Monday, April 24, 2017

Easter 3 A - Acts 2:36-46

“What should we do?” It is a legitimate question even if Peter gives what may be the wrong answer. "Repent and be baptized." Now I have nothing against repenting. God knows I do it all the time. And I have nothing against being baptized even if I was too young to agree to mine. But if the "what should we do" question is really just more of the same for the people who ask it ( and us for that matter) then the preaching of Peter on that Pentecost morning misses the point of the Friday we call Good. By that I mean if "what shall we do" is done to get God to do something in return then we might as well go back to being kosher.
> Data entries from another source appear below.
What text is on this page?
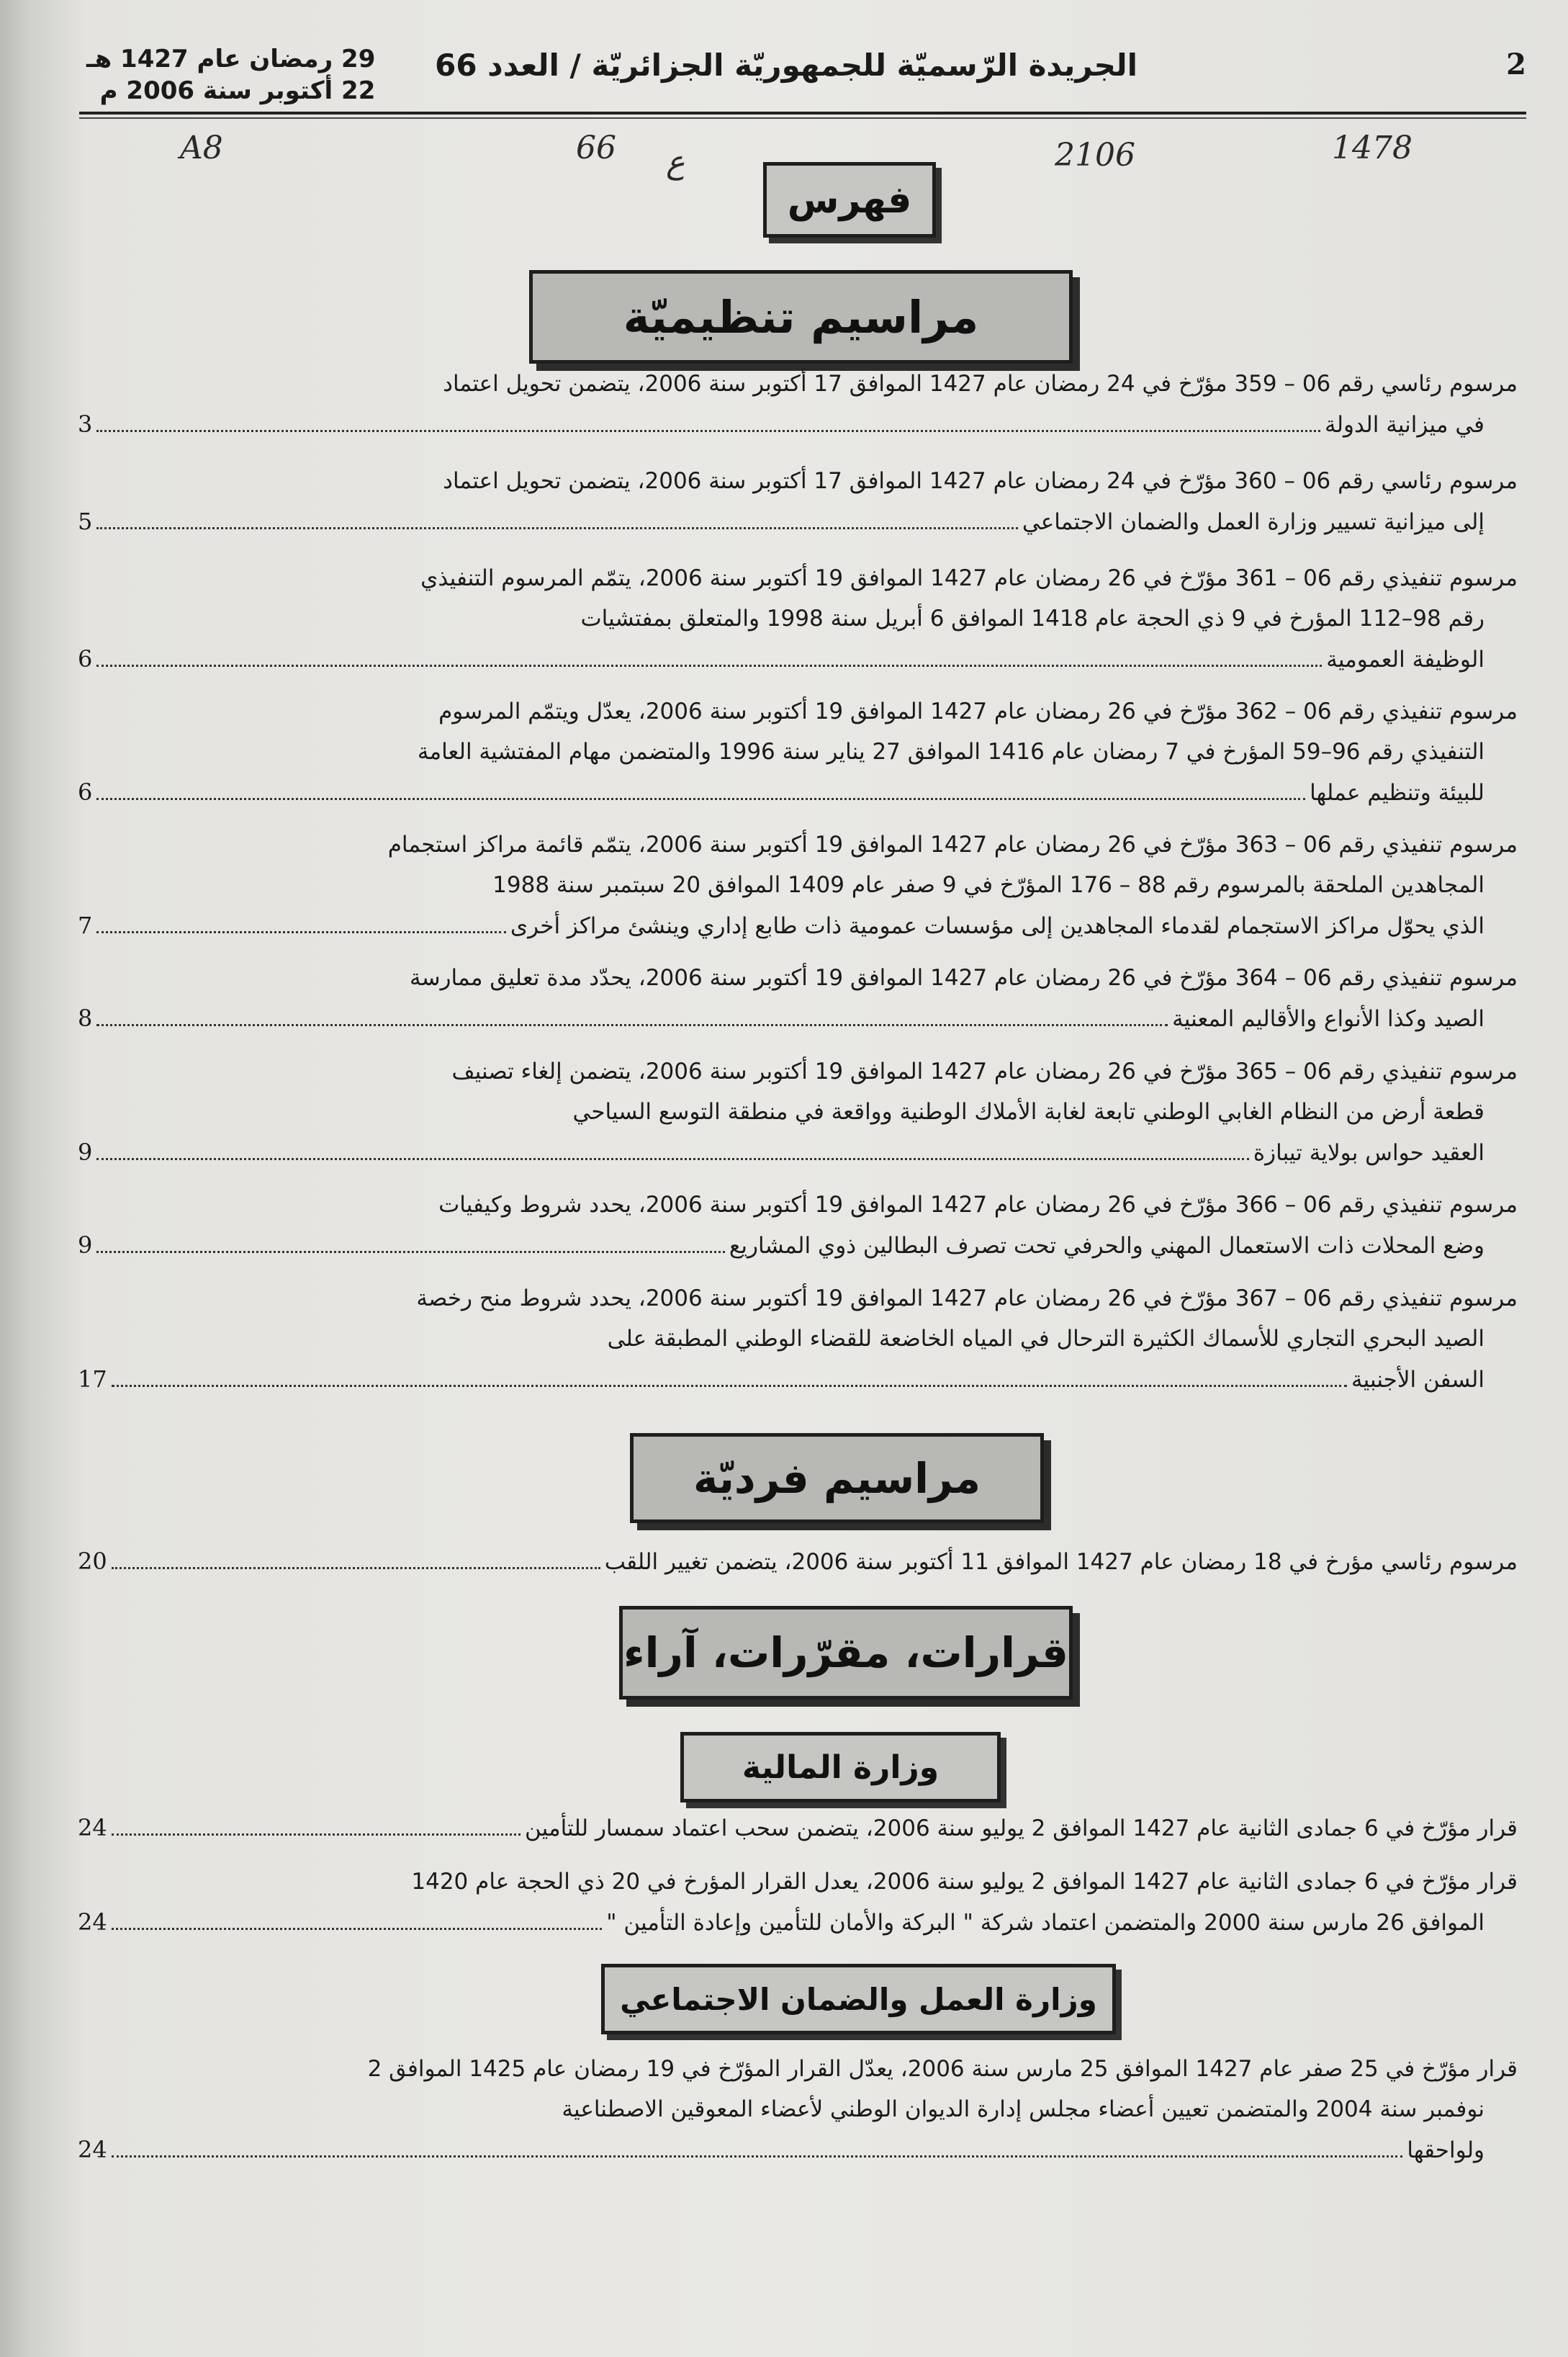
2
الجريدة الرّسميّة للجمهوريّة الجزائريّة / العدد 66
29 رمضان عام 1427 هـ
22 أكتوبر سنة 2006 م
A8	66 ع	2106	1478
فهرس
مراسيم تنظيميّة
مرسوم رئاسي رقم 06 – 359 مؤرّخ في 24 رمضان عام 1427 الموافق 17 أكتوبر سنة 2006، يتضمن تحويل اعتماد
في ميزانية الدولة
3
مرسوم رئاسي رقم 06 – 360 مؤرّخ في 24 رمضان عام 1427 الموافق 17 أكتوبر سنة 2006، يتضمن تحويل اعتماد
إلى ميزانية تسيير وزارة العمل والضمان الاجتماعي
5
مرسوم تنفيذي رقم 06 – 361 مؤرّخ في 26 رمضان عام 1427 الموافق 19 أكتوبر سنة 2006، يتمّم المرسوم التنفيذي
رقم 98–112 المؤرخ في 9 ذي الحجة عام 1418 الموافق 6 أبريل سنة 1998 والمتعلق بمفتشيات
الوظيفة العمومية
6
مرسوم تنفيذي رقم 06 – 362 مؤرّخ في 26 رمضان عام 1427 الموافق 19 أكتوبر سنة 2006، يعدّل ويتمّم المرسوم
التنفيذي رقم 96–59 المؤرخ في 7 رمضان عام 1416 الموافق 27 يناير سنة 1996 والمتضمن مهام المفتشية العامة
للبيئة وتنظيم عملها
6
مرسوم تنفيذي رقم 06 – 363 مؤرّخ في 26 رمضان عام 1427 الموافق 19 أكتوبر سنة 2006، يتمّم قائمة مراكز استجمام
المجاهدين الملحقة بالمرسوم رقم 88 – 176 المؤرّخ في 9 صفر عام 1409 الموافق 20 سبتمبر سنة 1988
الذي يحوّل مراكز الاستجمام لقدماء المجاهدين إلى مؤسسات عمومية ذات طابع إداري وينشئ مراكز أخرى
7
مرسوم تنفيذي رقم 06 – 364 مؤرّخ في 26 رمضان عام 1427 الموافق 19 أكتوبر سنة 2006، يحدّد مدة تعليق ممارسة
الصيد وكذا الأنواع والأقاليم المعنية
8
مرسوم تنفيذي رقم 06 – 365 مؤرّخ في 26 رمضان عام 1427 الموافق 19 أكتوبر سنة 2006، يتضمن إلغاء تصنيف
قطعة أرض من النظام الغابي الوطني تابعة لغابة الأملاك الوطنية وواقعة في منطقة التوسع السياحي
العقيد حواس بولاية تيبازة
9
مرسوم تنفيذي رقم 06 – 366 مؤرّخ في 26 رمضان عام 1427 الموافق 19 أكتوبر سنة 2006، يحدد شروط وكيفيات
وضع المحلات ذات الاستعمال المهني والحرفي تحت تصرف البطالين ذوي المشاريع
9
مرسوم تنفيذي رقم 06 – 367 مؤرّخ في 26 رمضان عام 1427 الموافق 19 أكتوبر سنة 2006، يحدد شروط منح رخصة
الصيد البحري التجاري للأسماك الكثيرة الترحال في المياه الخاضعة للقضاء الوطني المطبقة على
السفن الأجنبية
17
مراسيم فرديّة
مرسوم رئاسي مؤرخ في 18 رمضان عام 1427 الموافق 11 أكتوبر سنة 2006، يتضمن تغيير اللقب
20
قرارات، مقرّرات، آراء
وزارة المالية
قرار مؤرّخ في 6 جمادى الثانية عام 1427 الموافق 2 يوليو سنة 2006، يتضمن سحب اعتماد سمسار للتأمين
24
قرار مؤرّخ في 6 جمادى الثانية عام 1427 الموافق 2 يوليو سنة 2006، يعدل القرار المؤرخ في 20 ذي الحجة عام 1420
الموافق 26 مارس سنة 2000 والمتضمن اعتماد شركة " البركة والأمان للتأمين وإعادة التأمين "
24
وزارة العمل والضمان الاجتماعي
قرار مؤرّخ في 25 صفر عام 1427 الموافق 25 مارس سنة 2006، يعدّل القرار المؤرّخ في 19 رمضان عام 1425 الموافق 2
نوفمبر سنة 2004 والمتضمن تعيين أعضاء مجلس إدارة الديوان الوطني لأعضاء المعوقين الاصطناعية
ولواحقها
24
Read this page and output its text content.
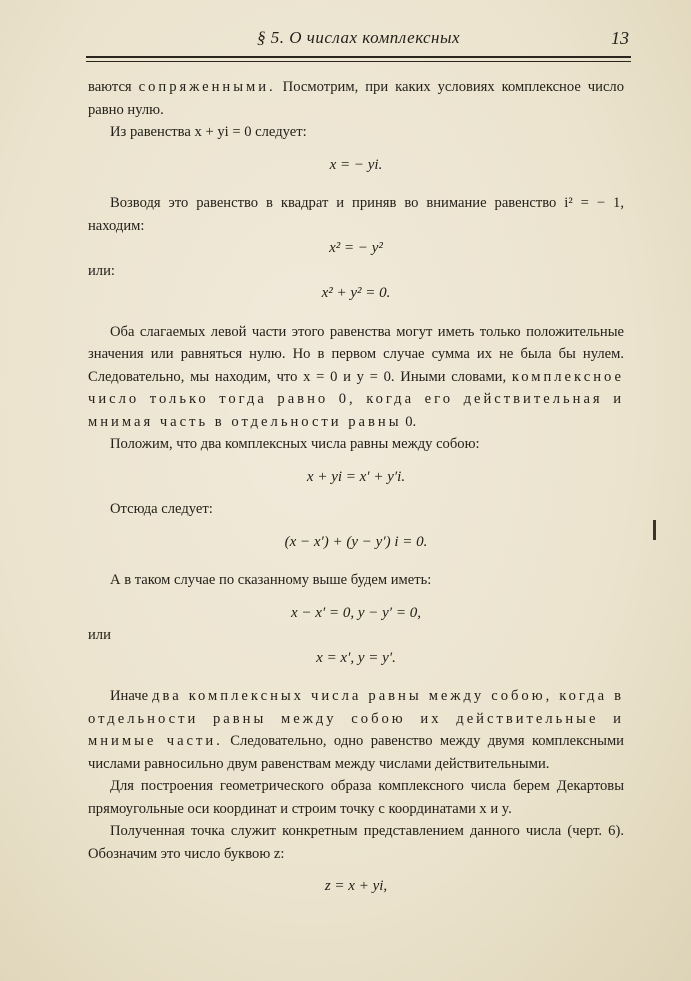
§ 5. О числах комплексных	13

ваются сопряженными. Посмотрим, при каких условиях комплексное число равно нулю.

Из равенства x + yi = 0 следует:

x = − yi.

Возводя это равенство в квадрат и приняв во внимание равенство i² = − 1, находим:

x² = − y²

или:

x² + y² = 0.

Оба слагаемых левой части этого равенства могут иметь только положительные значения или равняться нулю. Но в первом случае сумма их не была бы нулем. Следовательно, мы находим, что x = 0 и y = 0. Иными словами, комплексное число только тогда равно 0, когда его действительная и мнимая часть в отдельности равны 0.

Положим, что два комплексных числа равны между собою:

x + yi = x′ + y′i.

Отсюда следует:

(x − x′) + (y − y′) i = 0.

А в таком случае по сказанному выше будем иметь:

x − x′ = 0, y − y′ = 0,

или

x = x′, y = y′.

Иначе два комплексных числа равны между собою, когда в отдельности равны между собою их действительные и мнимые части. Следовательно, одно равенство между двумя комплексными числами равносильно двум равенствам между числами действительными.

Для построения геометрического образа комплексного числа берем Декартовы прямоугольные оси координат и строим точку с координатами x и y.

Полученная точка служит конкретным представлением данного числа (черт. 6). Обозначим это число буквою z:

z = x + yi,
The people who asked "what should we do" were the keepers of the covenant and the people of the plan and yet it was their piety that drove them to kill the promise because Jesus did not fit the pattern of what the law demanded. And so the rule breaker was done away with and the only wrinkle in the plot was that he came back to life and his foolish followers wouldn’t stop talking about him. So saving oneself from a corrupt generation cannot be about adherence to the law, obeying the rules, toeing the line, following the straight and narrow. It must be about whatever Jesus was about. Like forgiving those who put hammer to nail and fastened his hands and feet to wood? What shall we do with that? It may be that despite Peter’s concrete answer we all need to work out our salvation “with fear and trembling” (Philippians 2:12) trusting that in Jesus “what should we do” is a moot question because Jesus did it all.